Hoje sonhei contigo. Estávamos de pé sobre uma cidade destruída. Havia um grande breu. Pó, cinzas e fragmentos de mundo nos cercavam. Só o teu olhar dourado me protegia de toda dor.
Tu me dizias, solene, que devo evitar o medo. Ele destrói. Devora devagar a esperança, apaga o brilho deste meu olho que insiste em ver a beleza pulsando em cada átomo.
No fim desta jornada – sussurraste ao meu ouvido – estaremos só nós dois, despidos de ilusões mas tendo um ao outro, pois sempre caminhamos juntos numa trilha vetada aos demais.
Eu te respondi, num murmúrio: És o meu acalanto, minha canção de ninar. E és também silêncio e a liberdade da minha solitude. És comigo.
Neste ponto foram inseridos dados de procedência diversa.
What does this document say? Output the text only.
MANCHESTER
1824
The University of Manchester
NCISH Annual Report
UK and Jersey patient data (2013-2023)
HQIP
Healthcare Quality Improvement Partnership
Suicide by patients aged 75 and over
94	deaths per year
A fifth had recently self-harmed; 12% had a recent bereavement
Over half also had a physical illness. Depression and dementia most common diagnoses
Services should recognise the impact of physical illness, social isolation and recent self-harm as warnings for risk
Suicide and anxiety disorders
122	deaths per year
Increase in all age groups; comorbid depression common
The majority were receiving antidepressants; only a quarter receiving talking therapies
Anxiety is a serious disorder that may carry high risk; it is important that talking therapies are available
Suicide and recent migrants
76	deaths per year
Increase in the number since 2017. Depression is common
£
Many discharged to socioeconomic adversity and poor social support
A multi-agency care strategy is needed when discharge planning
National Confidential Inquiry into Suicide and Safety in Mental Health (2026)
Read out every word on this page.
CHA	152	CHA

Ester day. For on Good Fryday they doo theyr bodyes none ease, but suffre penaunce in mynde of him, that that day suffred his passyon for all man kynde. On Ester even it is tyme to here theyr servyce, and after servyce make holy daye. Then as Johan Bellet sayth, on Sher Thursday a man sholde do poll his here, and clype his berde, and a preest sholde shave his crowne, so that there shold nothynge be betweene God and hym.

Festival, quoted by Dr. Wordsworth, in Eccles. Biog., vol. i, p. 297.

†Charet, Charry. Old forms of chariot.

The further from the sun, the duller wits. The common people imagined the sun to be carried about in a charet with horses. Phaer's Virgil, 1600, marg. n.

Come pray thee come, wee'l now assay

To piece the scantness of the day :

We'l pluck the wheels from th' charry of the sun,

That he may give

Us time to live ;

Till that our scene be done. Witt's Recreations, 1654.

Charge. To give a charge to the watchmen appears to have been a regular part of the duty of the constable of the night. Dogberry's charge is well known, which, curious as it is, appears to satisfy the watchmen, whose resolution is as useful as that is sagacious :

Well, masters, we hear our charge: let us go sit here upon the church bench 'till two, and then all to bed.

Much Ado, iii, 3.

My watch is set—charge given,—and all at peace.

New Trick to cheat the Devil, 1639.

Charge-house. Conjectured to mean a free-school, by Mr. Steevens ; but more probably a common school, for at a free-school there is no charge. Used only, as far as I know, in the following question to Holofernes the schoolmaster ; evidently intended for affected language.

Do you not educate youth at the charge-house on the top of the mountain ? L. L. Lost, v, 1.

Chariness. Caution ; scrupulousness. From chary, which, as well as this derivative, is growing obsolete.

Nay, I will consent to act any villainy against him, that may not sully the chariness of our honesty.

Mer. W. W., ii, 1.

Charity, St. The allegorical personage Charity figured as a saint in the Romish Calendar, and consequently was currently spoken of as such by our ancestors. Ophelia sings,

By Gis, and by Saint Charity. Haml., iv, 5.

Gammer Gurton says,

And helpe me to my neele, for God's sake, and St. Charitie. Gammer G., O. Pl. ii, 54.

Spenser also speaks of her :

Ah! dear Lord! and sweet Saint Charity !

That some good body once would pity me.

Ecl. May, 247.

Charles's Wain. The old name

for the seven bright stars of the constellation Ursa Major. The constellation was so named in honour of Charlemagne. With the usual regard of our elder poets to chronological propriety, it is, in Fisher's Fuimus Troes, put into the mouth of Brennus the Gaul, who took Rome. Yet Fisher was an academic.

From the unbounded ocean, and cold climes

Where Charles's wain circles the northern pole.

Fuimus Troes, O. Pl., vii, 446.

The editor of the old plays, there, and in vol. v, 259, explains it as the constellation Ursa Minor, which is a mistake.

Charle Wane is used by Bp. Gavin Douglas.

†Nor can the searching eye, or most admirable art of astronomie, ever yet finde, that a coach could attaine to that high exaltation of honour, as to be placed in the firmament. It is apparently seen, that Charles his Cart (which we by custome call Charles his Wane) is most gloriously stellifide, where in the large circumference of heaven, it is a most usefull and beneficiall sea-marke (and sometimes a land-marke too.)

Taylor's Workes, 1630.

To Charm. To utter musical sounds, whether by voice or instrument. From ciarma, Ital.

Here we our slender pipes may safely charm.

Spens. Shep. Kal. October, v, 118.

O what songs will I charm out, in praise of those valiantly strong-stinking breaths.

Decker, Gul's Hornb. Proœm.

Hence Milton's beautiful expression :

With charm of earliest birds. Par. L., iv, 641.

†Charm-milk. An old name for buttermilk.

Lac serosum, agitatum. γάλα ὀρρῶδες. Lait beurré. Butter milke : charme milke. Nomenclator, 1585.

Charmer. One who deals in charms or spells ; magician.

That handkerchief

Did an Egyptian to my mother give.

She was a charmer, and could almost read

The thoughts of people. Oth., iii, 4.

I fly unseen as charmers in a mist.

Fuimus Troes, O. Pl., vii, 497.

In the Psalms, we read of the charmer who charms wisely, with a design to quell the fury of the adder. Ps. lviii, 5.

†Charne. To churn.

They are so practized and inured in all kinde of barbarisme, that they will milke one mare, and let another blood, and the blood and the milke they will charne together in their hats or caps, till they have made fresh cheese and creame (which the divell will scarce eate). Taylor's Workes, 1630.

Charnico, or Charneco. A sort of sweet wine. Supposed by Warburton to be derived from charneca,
Partilhamos cada milha dessa longa estrada, polindo a aspereza das pedras, colhendo frutos maduros. Com riso de flor pequena, brisa entre as folhas, manhãs de domingo, doçuras e algo de sal.
A tua é a sabedoria que me salva, a mão junto da minha quando tremo, o caminho perfeitamente traçado.
Contigo há a solidez, a realidade direta e simples.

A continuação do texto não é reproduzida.